Соседние дома – летние, оставленные ещё в сентябре, зарылись в снег, словно к обороне подготовились. Темнота падает рано и скоро, в её отравленной сердцевине отчаянно воют товарные поезда, проносясь мимо полустанка. Им вторят волки.
«Я сбежал из деревни, преследуемый по пятам воющим псом зимнего одиночества…» Откуда это? Кажется, из Ремарка. Или нет? Ксения не помнит. Ей теперь некогда читать то, что Светлов называет
Вокруг на километры ни одной живой души. Тоскливо гудят провода, снег залепляет окна, заносит крыльцо и двор.
Светлов – председатель «всей этой музыки», старого и полузаброшенного садоводства «Уралуглерод». За те семь лет, что прошли с его первого избрания, он успел сколотить небольшой капиталец, обзавестись скотиной и… ими.
Лизу знобит так, что зубы стучат. Синие тени скользят по глупой оленьей морде – это ветер качает яблони во дворе. Одна из них, самая старая и кривая, изредка задевает веткой стекло, словно просится внутрь. Страшно.
Ступени лестницы ноют под ногами. Она собирается войти в комнату Синей Бороды, но краем глаза замечает движение за приоткрытой кухонной дверью. Мама стоит в темноте у стола, и холодный лунный луч высвечивает белую сорочку.
– Мама, тебе не холодно?
Она оборачивается, и Лиза с трудом её узнаёт. Что-то чужое, потустороннее есть в бледном лице.
– Мамочка, – шепчет она испуганно. – Мамочка.
– Тебе нехорошо?
– Кажется, температура поднимается…
– Сейчас, малыш. Минуточку.
Щелкает выключатель, вспыхивает лампочка, мама роется в коробке с лекарствами. Лиза щурится на свет, но успевает заметить, что лицо у мамы заплакано. Почувствовав взгляд, Ксения поспешно отворачивается.

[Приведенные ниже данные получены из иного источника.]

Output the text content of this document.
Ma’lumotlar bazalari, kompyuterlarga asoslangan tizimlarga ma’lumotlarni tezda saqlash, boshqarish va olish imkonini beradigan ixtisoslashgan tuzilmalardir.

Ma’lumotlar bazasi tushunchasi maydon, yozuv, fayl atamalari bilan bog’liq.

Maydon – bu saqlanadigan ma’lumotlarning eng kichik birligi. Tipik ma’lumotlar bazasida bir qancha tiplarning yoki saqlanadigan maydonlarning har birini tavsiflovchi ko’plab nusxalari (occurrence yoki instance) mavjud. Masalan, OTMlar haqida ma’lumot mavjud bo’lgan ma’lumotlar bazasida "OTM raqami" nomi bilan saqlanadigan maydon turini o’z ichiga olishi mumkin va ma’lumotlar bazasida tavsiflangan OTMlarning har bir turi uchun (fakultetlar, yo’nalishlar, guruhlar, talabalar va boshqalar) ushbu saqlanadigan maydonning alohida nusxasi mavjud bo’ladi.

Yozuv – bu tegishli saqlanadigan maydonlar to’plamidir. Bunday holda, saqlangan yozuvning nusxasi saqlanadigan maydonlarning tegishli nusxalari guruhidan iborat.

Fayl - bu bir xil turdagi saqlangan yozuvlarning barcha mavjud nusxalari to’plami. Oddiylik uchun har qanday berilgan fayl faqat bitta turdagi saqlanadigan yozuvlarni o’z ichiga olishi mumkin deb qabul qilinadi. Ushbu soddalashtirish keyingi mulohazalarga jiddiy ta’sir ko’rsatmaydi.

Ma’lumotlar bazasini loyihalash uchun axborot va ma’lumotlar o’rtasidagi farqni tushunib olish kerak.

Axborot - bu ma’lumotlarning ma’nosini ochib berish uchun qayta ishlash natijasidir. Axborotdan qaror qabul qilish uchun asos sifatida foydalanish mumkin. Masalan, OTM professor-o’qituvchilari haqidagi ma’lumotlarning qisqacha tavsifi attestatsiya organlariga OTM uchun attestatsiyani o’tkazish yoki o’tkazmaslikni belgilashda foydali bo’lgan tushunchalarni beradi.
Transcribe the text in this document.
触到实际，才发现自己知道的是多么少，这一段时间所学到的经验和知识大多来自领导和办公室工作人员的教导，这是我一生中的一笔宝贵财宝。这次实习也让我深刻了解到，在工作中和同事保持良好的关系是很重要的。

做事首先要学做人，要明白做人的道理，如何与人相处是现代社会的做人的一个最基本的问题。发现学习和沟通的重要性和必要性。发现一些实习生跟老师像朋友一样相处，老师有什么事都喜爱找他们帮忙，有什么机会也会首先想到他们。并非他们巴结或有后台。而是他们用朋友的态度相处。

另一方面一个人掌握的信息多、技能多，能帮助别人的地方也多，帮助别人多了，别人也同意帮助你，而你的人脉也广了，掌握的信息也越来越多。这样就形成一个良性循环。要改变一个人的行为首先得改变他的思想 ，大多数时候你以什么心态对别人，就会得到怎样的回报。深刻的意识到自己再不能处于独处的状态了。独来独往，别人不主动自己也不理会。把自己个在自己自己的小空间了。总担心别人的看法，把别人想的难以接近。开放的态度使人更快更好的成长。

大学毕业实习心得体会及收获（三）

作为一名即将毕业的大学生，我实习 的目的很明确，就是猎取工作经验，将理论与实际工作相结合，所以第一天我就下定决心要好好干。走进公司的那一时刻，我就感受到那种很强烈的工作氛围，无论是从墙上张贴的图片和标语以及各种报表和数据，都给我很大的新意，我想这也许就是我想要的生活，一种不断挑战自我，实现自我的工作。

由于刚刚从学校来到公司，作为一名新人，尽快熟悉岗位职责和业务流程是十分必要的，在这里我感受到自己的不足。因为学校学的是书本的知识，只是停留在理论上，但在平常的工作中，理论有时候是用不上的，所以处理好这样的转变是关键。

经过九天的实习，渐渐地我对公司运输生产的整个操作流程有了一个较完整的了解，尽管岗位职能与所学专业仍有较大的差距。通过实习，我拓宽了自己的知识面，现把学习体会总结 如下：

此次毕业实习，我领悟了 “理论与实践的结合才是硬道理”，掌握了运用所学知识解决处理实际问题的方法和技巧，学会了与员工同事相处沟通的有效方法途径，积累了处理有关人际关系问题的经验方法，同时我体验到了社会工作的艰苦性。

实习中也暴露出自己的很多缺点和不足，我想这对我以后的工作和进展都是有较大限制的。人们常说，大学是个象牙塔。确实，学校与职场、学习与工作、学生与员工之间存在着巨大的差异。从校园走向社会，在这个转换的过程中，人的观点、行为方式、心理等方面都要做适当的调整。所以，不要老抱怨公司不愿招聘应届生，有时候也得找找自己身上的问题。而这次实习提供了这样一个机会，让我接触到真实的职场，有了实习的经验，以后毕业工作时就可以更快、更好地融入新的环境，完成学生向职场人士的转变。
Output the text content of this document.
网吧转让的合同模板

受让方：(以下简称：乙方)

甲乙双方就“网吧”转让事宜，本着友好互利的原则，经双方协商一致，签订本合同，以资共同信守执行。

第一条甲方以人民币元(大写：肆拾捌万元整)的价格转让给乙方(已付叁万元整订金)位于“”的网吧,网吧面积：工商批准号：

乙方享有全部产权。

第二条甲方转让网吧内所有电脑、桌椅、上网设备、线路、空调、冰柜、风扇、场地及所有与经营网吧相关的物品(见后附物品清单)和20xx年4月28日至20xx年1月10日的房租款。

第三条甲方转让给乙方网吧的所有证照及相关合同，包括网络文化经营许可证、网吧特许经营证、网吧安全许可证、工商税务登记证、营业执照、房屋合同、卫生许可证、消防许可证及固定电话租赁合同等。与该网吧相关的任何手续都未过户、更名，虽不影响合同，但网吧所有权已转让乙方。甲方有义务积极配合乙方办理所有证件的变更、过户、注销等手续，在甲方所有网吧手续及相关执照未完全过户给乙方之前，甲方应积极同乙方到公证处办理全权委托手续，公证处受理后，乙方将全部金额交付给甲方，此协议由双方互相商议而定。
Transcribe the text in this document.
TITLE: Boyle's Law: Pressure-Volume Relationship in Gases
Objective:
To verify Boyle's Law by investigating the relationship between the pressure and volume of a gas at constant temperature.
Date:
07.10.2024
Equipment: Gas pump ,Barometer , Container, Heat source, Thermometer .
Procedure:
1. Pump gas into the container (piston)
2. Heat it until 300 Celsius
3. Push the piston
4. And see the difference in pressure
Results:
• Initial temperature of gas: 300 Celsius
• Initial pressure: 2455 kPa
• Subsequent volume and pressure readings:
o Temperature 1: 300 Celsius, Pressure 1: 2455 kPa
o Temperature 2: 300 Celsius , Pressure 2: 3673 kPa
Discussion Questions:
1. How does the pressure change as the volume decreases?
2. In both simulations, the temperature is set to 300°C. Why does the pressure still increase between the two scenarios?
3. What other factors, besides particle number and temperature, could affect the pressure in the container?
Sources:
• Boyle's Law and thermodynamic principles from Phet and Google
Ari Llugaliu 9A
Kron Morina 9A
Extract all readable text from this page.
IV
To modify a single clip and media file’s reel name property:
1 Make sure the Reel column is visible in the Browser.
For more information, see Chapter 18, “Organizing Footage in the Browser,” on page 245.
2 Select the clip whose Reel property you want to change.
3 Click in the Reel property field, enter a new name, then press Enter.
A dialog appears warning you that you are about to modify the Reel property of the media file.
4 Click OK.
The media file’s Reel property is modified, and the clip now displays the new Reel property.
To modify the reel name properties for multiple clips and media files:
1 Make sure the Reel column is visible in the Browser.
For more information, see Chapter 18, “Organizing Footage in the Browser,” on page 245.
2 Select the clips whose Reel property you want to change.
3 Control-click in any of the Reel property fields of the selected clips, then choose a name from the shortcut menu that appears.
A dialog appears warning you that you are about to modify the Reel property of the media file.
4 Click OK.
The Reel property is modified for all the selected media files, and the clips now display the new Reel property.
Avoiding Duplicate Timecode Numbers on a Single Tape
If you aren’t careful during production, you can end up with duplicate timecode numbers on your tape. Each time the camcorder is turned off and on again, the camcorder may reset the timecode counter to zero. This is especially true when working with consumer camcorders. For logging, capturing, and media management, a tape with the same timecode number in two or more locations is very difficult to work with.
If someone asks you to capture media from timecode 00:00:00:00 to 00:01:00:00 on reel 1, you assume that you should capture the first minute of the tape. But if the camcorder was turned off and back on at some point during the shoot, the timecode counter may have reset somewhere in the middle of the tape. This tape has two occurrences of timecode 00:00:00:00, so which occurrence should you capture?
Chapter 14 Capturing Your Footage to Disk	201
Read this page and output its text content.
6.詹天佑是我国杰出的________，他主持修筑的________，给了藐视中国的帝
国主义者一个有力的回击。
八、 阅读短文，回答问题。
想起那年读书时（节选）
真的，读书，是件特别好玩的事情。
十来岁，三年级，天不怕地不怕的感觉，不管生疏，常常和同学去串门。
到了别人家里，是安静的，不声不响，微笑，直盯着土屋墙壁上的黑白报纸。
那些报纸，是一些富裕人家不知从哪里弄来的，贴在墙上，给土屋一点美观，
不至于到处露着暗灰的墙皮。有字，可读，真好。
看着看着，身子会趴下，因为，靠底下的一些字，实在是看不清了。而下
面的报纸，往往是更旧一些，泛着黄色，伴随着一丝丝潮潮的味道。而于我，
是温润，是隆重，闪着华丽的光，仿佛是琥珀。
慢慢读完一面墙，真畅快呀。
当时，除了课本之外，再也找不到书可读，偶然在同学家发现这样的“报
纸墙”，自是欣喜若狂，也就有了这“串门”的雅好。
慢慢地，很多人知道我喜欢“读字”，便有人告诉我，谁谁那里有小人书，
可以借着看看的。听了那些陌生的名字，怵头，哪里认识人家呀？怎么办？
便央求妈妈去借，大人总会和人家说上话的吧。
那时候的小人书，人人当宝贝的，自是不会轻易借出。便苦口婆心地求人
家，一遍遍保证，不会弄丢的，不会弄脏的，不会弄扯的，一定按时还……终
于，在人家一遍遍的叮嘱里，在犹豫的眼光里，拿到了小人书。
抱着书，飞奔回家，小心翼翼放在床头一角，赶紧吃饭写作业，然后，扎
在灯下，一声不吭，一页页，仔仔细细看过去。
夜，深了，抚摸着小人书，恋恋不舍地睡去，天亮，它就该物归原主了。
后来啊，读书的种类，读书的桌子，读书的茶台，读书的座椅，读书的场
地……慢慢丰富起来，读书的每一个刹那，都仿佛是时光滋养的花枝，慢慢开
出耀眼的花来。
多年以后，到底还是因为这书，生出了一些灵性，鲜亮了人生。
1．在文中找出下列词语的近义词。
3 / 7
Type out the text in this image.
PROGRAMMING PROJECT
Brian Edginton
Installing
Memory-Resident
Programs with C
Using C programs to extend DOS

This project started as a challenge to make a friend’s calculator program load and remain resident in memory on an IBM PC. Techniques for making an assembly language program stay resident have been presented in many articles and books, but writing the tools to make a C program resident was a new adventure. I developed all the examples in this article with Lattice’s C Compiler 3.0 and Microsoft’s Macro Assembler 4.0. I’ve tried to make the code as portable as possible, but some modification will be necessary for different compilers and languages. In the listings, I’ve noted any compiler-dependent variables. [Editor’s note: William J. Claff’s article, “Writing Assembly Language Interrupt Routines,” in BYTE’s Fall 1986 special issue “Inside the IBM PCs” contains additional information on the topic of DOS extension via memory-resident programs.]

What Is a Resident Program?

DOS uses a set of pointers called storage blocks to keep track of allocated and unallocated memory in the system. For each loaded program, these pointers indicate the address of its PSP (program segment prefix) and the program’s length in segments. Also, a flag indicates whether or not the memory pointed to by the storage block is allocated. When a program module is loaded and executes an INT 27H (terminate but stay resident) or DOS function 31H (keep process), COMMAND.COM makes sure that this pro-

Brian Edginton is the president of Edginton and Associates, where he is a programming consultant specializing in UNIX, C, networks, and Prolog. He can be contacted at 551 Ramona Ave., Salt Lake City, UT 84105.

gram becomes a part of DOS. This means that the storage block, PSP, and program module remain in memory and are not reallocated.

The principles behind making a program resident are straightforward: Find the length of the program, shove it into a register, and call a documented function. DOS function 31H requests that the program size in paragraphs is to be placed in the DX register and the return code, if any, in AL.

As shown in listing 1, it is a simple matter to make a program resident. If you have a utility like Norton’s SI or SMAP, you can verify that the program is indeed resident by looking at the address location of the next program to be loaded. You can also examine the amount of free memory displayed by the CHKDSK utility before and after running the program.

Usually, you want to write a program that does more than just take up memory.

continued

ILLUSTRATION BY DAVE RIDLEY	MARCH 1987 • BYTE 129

В школу девочки не ходят – до ближайшей час ходьбы по снежной целине и пятнадцать минут на электричке, и Светлов считает это бесполезной тратой времени. Ксения учит дочерей сама: когда-то – самой не верится! – она окончила педагогический, знает два языка и несколько лет преподавала французский в школе.
Лиза делает уроки на кухонном подоконнике – письменного стола в доме нет. Светлов не покупает ничего лишнего, так для чего же деревенским бабам письменный стол?
Ксения, в ватнике и валенках, заходит в кухню. В руках у неё подойник, волосы падают на лицо. Проходя мимо зеркала, она замечает, что на тёмном блестит седина… или это снег?
Почти сразу за ней вваливается Светлов. Сегодня он выглядит злее обычного – лицо серое, на лбу залегла глубокая складка.
– Давайте быстро отсюда, – командует он. – Ну же, быстрее!
Он с грохотом опускает на стол бутылку всё с тем же оленем, уходит и возвращается с дядей Мишей – безобидным пьяницей, который живет на даче круглый год, потому что его выгнала жена. В карманах старой брезентовой куртки между крошками папиросного табака и хлеба у дяди Миши всегда гремит банка монпансье. Мозаичные конфетки внутри растаяли и спаялись намертво, поэтому, когда дядя Миша угощает девочек, приходится откусывать по очереди от карамельной глыбки. Ксения этого не одобряет – негигиенично.